Motorola Razr V3 Custom Firmware

[Carmine Osterland]

Thispage contains answers to frequently asked questions about GrapheneOS. It's not an overview of the project or a list of interesting topics about GrapheneOS. Many of the answers would be nearly the same or identical for the latest release of the Android Open Source Project. The goal is to provide high quality answers to some of the most common questions about the project, so the developers and other community members can link to these and save lots of time while also providing higher quality answers.

Devices sold in partnership with specific carriers may be locked by the carrier, which will prevent installing GrapheneOS. This is primarily an issue with US carriers and isn't common elsewhere in the world. To avoid this, either don't buy a carrier device, or make sure it can be unlocked. It's the same hardware/firmware/software either way but carriers dislike having devices able to bypass their paywall for tethering, etc., so they disable it for the devices they sell as part of contracts.

The release tags for these devices have official builds and updates available.
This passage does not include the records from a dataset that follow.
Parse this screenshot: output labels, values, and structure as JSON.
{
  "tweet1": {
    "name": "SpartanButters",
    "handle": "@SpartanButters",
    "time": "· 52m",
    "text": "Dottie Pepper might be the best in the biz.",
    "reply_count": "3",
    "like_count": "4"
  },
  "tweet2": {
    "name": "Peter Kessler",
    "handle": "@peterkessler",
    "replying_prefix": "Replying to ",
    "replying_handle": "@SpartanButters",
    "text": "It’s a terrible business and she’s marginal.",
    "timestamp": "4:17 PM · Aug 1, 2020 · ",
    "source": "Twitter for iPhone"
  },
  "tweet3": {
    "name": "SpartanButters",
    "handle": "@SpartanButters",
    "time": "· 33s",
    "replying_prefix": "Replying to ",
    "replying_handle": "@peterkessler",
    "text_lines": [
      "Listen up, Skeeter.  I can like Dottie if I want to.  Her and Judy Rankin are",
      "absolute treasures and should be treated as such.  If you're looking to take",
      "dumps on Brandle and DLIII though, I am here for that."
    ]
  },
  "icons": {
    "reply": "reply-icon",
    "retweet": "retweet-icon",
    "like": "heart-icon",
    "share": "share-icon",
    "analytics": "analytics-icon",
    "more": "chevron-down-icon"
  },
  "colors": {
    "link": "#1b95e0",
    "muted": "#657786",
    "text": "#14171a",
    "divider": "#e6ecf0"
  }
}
These devices meet the stringent privacy and security standards and have substantial upstream and downstream hardening specific to the devices.
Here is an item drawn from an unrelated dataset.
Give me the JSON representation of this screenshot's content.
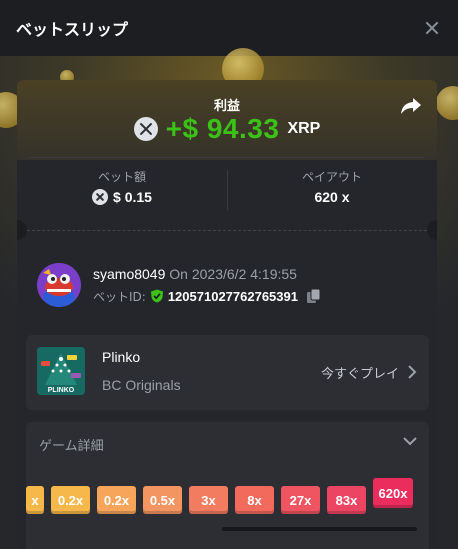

The following devices are end-of-life, no longer receive firmware or most driver security updates, and receive extended support from GrapheneOS as part of the main releases with all GrapheneOS changes including all of the latest Android Open Source Project changes:

The following devices are end-of-life, no longer receive firmware or driver security updates, and receive extended support from GrapheneOS via a legacy branch based on Android 13 with only the Android Open Source Project security backports, certain other security patches, and other minimal changes to keep them working:

Many other devices are supported by GrapheneOS at a source level, and it can be built for them without modifications to the existing GrapheneOS source tree. Device support repositories for the Android Open Source Project can simply be dropped into the source tree, with at most minor modifications within them to support GrapheneOS. In most cases, substantial work beyond that will be needed to bring the support up to the same standards. For most devices, the hardware and firmware will prevent providing a reasonably secure device, regardless of the work put into device support.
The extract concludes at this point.